5.6 Recht van overdracht werd (ook) onder de Registratiewet 1917 niet verschuldigd bij de inbreng van onroerende zaken in een personenvennootschap, maar pas bij ontbinding van de personenvennootschap als de onroerende zaken werden toegedeeld aan een ander dan de inbrenger. Het systeem van de Registratiewet 1882 werd dus voortgezet voor de inbreng in personenvennootschappen. Art. 37 Registratiewet 1917 bepaalde:
"Behoudens de bepalingen van artikel 34 en van het eerste lid van artikel 35 is op akten van scheiding van onroerende zaken recht van overdracht niet verschuldigd.
Wordt echter de titel van mede-eigendom voor een der deelgenoten niet in de akte of op andere wijze vermeld, of wordt zijn mede-eigendom niet bovendien desgevorderd behoorlijk aangetoond, zoo wordt over de verkoopwaarde van het hem toegedeelde recht van overdracht geheven."
5.7 Bij inbreng van onroerende zaken in een kapitaalvennootschap was onder de Registratiewet 1917 evenmin recht van overdracht verschuldigd omdat kapitaalsrecht was verschuldigd ter zake van hetgeen werd gestort op de aandelen (art. 46 Registratiewet 1917). De kapitaalsbelasting verving dus de overdrachtsbelasting.(13) Het tarief van de twee belastingen was destijds gelijk (zie 5.11 hieronder).
5.8 Art. 49 Registratiewet 1917 bepaalde:
"Indien storting plaats heeft door inbreng van andere zaken dan geld, is het recht verschuldigd over de verkoopwaarde dier zaken na aftrek van de verplichtingen, welke de vennootschap op zich neemt, indien het aldus vastgesteld bedrag te boven gaat, waarvoor de inbreng als storting wordt aangenomen.
Zijn in den inbreng begrepen onroerende zaken, binnen het Rijk gelegen of gevestigd, welke niet deel uitmaken van eene in haar geheel ingebrachte onderneming, dan wordt het recht geheven over niet minder dan de verkoopwaarde dier onroerende zaken.(...)"

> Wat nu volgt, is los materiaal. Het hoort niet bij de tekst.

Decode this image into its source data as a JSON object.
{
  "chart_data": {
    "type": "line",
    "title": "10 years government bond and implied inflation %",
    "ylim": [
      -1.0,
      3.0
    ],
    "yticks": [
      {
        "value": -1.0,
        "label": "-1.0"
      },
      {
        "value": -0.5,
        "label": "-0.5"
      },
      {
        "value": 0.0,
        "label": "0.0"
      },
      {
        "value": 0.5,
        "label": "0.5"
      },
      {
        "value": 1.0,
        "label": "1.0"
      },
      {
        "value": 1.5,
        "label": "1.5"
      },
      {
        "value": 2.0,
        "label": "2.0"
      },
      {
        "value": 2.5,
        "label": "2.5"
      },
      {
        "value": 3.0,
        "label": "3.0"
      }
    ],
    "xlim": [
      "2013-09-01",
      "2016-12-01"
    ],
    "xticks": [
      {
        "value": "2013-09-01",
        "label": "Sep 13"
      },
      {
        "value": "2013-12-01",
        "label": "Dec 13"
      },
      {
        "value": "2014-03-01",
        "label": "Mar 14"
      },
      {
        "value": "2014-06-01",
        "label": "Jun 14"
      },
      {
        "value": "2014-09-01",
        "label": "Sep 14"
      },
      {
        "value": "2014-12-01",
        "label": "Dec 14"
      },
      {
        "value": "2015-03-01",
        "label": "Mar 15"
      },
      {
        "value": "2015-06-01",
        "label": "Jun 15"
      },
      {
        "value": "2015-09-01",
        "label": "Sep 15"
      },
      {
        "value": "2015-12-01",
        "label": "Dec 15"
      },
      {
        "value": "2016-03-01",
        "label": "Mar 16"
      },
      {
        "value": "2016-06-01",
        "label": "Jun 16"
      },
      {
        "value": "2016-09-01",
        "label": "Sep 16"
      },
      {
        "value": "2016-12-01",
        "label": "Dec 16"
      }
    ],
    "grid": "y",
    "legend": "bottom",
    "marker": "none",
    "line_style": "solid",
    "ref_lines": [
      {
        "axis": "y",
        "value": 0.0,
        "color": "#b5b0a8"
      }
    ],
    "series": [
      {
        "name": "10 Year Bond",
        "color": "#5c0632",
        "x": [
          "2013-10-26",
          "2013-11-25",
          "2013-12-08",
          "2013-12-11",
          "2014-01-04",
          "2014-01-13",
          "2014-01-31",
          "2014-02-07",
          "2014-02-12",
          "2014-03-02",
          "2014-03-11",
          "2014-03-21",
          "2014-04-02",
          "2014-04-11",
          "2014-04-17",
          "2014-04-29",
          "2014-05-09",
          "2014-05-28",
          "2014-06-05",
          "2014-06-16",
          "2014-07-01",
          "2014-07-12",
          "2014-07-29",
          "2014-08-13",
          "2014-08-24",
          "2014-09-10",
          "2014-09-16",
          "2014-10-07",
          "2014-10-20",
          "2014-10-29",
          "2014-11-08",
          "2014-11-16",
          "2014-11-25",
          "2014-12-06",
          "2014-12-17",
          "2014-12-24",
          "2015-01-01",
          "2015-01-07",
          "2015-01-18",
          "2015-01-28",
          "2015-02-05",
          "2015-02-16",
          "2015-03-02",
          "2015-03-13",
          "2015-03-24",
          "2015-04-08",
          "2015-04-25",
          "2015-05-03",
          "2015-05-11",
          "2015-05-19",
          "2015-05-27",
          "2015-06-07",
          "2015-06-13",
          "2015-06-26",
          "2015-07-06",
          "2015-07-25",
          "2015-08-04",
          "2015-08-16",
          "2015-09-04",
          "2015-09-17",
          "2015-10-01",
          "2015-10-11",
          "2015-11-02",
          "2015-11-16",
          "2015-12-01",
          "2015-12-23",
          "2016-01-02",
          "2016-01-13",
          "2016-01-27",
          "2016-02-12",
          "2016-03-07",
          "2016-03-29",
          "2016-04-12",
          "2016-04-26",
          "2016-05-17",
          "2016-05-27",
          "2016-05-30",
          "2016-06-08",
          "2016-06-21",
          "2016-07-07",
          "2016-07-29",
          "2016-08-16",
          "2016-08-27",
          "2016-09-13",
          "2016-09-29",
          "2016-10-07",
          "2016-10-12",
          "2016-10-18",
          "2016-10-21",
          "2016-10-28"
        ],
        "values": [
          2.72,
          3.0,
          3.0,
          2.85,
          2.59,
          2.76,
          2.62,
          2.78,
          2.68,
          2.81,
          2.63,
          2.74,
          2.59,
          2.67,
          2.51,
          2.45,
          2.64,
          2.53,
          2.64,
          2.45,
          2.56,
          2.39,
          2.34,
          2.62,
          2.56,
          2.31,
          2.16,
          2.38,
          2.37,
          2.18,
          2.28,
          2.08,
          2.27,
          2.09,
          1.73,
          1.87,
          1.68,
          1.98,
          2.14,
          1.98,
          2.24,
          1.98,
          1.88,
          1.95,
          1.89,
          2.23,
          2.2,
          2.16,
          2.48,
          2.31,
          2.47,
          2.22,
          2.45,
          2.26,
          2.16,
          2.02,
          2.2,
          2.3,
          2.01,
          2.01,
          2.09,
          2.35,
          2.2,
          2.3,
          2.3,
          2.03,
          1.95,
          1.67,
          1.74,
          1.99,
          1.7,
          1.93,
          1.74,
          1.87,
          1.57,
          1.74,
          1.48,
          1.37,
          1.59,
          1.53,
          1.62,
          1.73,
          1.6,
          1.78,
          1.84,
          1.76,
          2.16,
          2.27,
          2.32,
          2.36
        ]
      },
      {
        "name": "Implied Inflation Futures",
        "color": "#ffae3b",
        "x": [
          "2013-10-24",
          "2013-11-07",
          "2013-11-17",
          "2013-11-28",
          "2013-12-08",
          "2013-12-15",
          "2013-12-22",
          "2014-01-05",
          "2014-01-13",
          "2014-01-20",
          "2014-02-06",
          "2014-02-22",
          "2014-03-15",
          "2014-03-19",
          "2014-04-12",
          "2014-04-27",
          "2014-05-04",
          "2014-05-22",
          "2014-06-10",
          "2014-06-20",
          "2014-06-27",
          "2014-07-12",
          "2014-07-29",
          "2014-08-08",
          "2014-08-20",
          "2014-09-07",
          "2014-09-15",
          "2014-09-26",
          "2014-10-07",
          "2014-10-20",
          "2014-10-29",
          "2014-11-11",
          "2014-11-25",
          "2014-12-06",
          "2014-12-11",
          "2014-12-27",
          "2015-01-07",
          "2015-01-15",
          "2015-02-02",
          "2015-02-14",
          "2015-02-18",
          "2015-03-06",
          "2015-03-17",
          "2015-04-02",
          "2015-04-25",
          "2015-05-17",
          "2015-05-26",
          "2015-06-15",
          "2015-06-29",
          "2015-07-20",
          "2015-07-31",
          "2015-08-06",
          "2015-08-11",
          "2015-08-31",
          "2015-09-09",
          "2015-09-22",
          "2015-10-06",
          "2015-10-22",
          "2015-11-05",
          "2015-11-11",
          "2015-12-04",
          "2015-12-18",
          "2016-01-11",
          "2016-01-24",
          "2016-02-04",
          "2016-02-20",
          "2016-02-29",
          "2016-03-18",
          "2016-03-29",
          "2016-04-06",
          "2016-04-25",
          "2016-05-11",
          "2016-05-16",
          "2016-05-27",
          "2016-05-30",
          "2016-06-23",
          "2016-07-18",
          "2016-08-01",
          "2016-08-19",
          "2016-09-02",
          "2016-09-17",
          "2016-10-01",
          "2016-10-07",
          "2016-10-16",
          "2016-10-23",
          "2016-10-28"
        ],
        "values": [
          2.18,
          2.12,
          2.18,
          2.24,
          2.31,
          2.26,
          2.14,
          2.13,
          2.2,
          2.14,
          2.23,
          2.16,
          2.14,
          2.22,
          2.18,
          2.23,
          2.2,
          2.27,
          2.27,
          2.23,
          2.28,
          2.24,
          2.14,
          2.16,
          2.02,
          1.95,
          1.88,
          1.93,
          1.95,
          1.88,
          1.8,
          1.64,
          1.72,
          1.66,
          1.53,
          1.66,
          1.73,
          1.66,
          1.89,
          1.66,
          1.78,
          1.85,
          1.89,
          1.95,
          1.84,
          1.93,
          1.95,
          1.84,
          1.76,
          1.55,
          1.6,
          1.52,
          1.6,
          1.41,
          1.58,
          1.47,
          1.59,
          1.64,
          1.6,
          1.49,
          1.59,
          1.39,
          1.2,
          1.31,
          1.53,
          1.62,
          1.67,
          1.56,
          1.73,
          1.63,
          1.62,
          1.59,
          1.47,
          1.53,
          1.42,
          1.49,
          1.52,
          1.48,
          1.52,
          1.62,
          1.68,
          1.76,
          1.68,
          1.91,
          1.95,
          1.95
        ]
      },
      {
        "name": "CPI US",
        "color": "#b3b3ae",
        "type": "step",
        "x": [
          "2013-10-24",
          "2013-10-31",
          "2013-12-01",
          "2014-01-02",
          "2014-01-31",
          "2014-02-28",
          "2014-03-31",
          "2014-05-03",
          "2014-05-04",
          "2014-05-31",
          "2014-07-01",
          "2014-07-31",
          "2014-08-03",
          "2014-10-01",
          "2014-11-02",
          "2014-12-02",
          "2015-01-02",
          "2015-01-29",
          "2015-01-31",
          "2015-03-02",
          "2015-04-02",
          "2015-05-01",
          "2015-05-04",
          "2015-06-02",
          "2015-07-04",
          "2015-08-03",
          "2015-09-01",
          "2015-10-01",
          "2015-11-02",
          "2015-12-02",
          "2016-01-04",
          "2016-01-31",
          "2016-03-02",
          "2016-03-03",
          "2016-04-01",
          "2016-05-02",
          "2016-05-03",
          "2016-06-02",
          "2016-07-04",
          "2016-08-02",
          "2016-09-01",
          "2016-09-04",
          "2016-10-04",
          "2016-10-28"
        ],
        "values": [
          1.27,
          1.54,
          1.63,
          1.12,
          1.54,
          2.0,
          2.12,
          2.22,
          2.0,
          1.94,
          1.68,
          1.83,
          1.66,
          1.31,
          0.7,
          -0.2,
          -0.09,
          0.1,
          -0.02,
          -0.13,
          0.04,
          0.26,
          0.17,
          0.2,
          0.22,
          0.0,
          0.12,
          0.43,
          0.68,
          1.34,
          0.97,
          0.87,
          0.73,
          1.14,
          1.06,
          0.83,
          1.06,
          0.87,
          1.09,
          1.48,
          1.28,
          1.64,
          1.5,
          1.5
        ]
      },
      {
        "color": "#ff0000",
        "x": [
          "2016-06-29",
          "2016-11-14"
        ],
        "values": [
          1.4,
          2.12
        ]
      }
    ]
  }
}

De Memorie van Toelichting bij art. 49 Registratiewet 1917 hield in:(14)
"Als bij inbreng van andere zaken dan geld de vennootschap of vereeniging schulden of andere verplichtingen overneemt, vermindert dit het bedrag van den inbreng, en het eerste lid schrijft dan ook aftrek van die schulden en verplichtingen voor. Ten aanzien van onroerend goed mag dit er echter niet toe leiden, dat overdracht aan de vennootschap of vereeniging tegen overneming van schuld hooger zou zijn belast dan een inbreng onder gelijke verplichting, daar dit zou kunnen uitlokken tot onwaarheid in de voorstelling van den aard der rechtshandeling.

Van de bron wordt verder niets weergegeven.